Le metteur en scène redoublait d’efforts à l’occasion des tableaux d’ensemble. Le chœur des paysans, qui chantaient et avançaient au rythme du mouvement des faux et des faucilles, tenait à peine debout tant on avait répété la scène :

— On est comme les épis, grognait le chef du chœur qui donnait le la au chant de la moisson : Couché ! Debout ! Assis ! Marche ! Stop ! Vous vous dressiez – et maintenant pliez sous la faux ; bientôt on vous battra et on vous ligotera en botte… Dans leurs têtes, non seulement le grain n’est pas encore germé, mais il n’est même pas semé.

Cependant, bien que tout le monde fût mécontent et épuisé, la répétition allait bon train. La toute première apparition de l’héroïne donna de l’entrain à la générale. À la voix fraîche et vibrante de la cantatrice répondait le chœur des premiers violons, et le ciel bleu en carton qui servait de fond à l’action sembla prendre de la profondeur et de l’espace ; aux trilles aériennes qui volaient au sommet de la deuxième octave firent écho les arpèges de la harpe et les roucoulements du basson et des clarinettes.
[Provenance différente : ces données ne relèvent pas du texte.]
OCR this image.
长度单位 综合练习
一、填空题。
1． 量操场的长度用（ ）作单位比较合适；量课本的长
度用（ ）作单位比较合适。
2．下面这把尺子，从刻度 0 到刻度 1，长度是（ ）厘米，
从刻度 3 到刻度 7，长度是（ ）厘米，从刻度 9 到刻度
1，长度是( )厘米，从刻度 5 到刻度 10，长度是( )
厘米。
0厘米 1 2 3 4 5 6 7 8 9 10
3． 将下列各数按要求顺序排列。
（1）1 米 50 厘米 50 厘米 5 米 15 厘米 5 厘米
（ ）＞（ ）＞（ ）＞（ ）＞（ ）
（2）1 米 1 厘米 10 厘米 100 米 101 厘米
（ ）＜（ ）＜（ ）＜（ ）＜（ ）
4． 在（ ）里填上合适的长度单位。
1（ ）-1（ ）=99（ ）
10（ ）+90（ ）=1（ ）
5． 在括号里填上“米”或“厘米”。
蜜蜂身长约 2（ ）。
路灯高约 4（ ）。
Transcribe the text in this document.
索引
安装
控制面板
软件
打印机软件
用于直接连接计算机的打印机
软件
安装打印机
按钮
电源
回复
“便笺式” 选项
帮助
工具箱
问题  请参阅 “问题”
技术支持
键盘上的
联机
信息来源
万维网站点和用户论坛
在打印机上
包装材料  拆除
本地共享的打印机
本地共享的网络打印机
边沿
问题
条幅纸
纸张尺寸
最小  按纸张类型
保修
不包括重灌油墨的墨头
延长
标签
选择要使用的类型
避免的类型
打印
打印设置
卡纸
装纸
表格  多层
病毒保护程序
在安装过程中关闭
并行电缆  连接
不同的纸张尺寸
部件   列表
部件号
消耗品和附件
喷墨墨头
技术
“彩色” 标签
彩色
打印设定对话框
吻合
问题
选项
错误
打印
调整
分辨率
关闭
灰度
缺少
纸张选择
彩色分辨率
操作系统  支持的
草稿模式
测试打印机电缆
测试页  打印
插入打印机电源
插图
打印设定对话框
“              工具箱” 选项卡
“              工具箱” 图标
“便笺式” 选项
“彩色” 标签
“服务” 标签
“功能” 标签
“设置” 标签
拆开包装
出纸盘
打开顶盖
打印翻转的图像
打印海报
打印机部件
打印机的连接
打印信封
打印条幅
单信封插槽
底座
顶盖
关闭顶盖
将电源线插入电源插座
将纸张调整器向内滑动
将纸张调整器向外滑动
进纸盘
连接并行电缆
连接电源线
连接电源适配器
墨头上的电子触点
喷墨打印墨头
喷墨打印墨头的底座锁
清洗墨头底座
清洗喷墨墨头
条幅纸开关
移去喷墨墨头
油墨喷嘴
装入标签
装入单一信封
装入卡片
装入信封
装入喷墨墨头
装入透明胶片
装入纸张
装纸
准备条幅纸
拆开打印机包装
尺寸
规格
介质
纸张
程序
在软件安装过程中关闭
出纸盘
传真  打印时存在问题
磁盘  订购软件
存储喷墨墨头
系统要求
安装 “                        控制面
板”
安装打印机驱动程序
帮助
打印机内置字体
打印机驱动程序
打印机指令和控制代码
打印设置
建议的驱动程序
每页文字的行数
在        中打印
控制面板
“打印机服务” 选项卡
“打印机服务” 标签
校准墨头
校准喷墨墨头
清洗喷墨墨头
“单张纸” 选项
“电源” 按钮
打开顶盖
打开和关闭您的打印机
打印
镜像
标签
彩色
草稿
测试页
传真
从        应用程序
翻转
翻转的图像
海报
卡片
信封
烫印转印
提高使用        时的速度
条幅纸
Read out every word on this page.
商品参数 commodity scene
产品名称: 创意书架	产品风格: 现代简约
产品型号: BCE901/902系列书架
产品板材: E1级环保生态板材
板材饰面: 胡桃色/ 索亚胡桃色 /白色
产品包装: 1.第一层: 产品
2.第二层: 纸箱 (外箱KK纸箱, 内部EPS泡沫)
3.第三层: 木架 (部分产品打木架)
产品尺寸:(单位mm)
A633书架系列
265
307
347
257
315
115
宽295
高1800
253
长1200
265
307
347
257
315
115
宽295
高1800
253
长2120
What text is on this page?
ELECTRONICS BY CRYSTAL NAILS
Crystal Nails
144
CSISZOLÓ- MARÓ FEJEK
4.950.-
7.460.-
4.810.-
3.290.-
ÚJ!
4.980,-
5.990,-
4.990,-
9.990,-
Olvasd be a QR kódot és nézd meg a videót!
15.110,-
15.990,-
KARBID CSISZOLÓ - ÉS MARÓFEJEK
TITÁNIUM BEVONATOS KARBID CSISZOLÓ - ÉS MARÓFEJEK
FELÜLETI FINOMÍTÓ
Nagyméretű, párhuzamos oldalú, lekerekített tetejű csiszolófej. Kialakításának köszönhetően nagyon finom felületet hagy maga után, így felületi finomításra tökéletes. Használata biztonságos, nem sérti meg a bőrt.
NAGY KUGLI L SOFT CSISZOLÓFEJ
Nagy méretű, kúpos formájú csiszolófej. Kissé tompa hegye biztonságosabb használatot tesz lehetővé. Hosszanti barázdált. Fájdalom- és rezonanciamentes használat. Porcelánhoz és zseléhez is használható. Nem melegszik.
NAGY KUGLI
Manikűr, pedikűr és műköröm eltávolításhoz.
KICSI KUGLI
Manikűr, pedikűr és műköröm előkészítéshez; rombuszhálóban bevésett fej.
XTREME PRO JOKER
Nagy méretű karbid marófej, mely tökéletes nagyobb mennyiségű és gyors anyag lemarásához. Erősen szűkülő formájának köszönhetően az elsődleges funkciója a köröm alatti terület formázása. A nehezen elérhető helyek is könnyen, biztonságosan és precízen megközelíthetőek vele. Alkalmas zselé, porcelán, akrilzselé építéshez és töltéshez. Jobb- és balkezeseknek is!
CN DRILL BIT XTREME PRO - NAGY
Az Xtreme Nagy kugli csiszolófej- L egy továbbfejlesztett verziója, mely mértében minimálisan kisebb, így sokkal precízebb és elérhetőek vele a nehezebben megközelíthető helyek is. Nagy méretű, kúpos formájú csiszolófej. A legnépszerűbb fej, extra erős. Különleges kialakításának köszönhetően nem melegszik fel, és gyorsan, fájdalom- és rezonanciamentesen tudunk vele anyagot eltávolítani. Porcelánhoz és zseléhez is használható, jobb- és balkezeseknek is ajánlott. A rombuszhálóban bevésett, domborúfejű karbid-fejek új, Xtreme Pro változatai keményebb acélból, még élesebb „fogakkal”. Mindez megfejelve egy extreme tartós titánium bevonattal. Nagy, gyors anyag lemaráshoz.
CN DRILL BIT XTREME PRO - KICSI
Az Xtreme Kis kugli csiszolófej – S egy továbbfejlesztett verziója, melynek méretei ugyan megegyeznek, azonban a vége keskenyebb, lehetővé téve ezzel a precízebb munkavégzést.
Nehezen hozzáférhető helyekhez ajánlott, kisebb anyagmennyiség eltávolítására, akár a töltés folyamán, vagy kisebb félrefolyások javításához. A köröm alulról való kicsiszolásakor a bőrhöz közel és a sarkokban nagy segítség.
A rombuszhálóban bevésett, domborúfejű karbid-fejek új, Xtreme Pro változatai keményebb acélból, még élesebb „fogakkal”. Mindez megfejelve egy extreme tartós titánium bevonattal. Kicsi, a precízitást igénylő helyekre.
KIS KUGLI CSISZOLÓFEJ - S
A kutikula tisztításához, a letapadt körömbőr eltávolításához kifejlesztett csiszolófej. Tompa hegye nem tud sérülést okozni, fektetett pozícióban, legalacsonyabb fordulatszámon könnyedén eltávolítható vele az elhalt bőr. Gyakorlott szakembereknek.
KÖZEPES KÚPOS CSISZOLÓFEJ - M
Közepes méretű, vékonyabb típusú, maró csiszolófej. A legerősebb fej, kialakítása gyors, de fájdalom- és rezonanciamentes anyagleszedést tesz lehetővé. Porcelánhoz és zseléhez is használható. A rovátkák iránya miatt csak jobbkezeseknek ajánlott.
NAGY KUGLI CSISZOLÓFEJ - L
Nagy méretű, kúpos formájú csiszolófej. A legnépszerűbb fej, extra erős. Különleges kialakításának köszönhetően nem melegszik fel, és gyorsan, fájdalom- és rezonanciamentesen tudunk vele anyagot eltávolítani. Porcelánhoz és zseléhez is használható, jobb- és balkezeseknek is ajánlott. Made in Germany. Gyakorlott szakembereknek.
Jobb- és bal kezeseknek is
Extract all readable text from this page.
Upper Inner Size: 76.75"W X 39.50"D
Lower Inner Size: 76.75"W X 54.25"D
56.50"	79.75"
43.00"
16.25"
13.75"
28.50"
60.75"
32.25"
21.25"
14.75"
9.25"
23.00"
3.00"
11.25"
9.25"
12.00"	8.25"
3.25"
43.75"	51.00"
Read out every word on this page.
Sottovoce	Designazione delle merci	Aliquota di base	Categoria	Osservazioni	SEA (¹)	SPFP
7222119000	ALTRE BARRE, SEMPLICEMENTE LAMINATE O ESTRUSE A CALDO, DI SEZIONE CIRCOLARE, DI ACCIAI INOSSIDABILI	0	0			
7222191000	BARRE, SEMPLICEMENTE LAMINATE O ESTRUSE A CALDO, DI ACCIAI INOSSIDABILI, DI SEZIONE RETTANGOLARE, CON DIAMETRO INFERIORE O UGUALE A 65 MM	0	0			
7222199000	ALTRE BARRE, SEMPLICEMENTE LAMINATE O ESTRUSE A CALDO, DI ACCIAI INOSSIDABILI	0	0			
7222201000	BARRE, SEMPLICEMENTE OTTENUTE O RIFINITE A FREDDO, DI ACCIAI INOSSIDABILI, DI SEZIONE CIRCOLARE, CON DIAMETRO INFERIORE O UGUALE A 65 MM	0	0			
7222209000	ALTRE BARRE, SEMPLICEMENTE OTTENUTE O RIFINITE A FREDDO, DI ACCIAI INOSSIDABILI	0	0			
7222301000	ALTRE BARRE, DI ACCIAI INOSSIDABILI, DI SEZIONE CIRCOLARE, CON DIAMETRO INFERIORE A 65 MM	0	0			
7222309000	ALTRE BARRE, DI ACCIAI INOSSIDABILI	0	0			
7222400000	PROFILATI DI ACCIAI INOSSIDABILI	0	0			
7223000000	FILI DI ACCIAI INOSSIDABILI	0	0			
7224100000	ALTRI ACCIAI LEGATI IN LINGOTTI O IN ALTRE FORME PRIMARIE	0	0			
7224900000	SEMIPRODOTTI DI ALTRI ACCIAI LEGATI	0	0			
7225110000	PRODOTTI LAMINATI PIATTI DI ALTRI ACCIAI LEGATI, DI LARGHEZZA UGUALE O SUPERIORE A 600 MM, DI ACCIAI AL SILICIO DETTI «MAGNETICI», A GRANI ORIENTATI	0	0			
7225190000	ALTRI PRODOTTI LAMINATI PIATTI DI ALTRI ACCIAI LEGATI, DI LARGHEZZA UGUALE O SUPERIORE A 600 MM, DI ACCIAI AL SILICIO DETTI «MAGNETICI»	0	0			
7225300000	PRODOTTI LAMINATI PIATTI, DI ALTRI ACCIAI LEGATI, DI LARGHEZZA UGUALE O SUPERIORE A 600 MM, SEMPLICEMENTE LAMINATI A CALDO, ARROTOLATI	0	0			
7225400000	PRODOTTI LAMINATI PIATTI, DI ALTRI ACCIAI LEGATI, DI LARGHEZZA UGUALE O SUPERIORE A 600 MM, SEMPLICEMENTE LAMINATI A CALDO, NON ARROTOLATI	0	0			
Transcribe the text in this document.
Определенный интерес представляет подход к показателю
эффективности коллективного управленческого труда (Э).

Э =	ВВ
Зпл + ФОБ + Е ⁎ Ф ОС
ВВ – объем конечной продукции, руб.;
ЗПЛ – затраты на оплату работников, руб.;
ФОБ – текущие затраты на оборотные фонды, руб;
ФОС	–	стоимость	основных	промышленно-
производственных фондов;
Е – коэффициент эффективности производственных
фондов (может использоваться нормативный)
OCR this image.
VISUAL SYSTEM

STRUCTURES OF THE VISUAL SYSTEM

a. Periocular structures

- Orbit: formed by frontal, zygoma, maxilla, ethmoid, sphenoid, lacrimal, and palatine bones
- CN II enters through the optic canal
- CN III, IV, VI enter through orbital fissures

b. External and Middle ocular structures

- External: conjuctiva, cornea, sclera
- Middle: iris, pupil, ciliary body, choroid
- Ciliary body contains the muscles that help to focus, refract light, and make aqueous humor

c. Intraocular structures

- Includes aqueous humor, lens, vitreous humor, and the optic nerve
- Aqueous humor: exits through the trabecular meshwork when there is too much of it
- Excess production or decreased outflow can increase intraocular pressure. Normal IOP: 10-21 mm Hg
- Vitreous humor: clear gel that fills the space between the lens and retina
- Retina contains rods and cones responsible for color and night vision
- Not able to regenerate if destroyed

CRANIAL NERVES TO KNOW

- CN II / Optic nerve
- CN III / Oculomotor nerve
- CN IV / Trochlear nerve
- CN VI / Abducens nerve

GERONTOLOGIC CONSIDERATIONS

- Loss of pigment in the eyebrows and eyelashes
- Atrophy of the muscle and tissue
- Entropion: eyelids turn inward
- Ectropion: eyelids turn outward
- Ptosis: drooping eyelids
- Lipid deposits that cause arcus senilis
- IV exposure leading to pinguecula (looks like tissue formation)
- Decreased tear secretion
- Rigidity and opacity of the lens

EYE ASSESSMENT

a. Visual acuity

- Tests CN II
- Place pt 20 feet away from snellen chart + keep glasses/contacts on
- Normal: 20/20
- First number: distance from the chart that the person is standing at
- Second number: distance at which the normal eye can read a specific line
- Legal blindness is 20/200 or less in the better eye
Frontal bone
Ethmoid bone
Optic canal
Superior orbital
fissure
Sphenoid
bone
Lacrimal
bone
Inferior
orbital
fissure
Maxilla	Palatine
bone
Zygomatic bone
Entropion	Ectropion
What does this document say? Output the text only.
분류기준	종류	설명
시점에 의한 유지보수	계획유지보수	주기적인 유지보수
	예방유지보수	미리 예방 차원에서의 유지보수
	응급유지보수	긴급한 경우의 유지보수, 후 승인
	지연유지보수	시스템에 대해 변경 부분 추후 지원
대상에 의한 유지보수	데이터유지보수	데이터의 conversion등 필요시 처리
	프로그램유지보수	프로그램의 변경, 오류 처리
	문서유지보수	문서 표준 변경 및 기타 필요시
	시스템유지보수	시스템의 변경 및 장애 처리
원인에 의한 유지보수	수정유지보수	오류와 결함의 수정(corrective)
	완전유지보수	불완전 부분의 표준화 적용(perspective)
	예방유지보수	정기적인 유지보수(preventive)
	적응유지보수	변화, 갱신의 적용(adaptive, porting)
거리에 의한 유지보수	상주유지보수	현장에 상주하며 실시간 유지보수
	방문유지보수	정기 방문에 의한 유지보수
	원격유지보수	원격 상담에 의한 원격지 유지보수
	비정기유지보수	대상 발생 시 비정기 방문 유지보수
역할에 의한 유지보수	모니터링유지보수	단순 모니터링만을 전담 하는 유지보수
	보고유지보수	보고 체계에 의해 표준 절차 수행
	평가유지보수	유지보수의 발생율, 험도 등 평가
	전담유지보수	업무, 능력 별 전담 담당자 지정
L’introduction du deuxième acte ressemblait à un zéphyr qui aurait glissé sur les cordes pour annoncer la venue du printemps. Le duo de la soprano colorature et du baryton, à qui l’orchestre avait prêté son thème, chantait solennellement et triomphalement la gloire du printemps, au son des ruisseaux naissants.

Galina Alexandrovna se rappelait, non pas seulement dans sa mémoire, mais dans toutes les fibres de son corps, la jeune fille Galka qu’elle avait été à l’aube de sa vie. Et elles chantaient ensemble, Galina et Galka, la femme et la jeune fille, le printemps et l’été de la vie. Parallèle à sa voix, courait celle de son partenaire, la chère voix du baryton-basse, fidèle et amoureuse… Leurs lèvres n’avaient pas le droit de se rejoindre – ainsi le voulait le scénario – mais depuis longtemps déjà, depuis plus de dix mesures, elles s’étaient unies comme se croisent les rayons des projecteurs.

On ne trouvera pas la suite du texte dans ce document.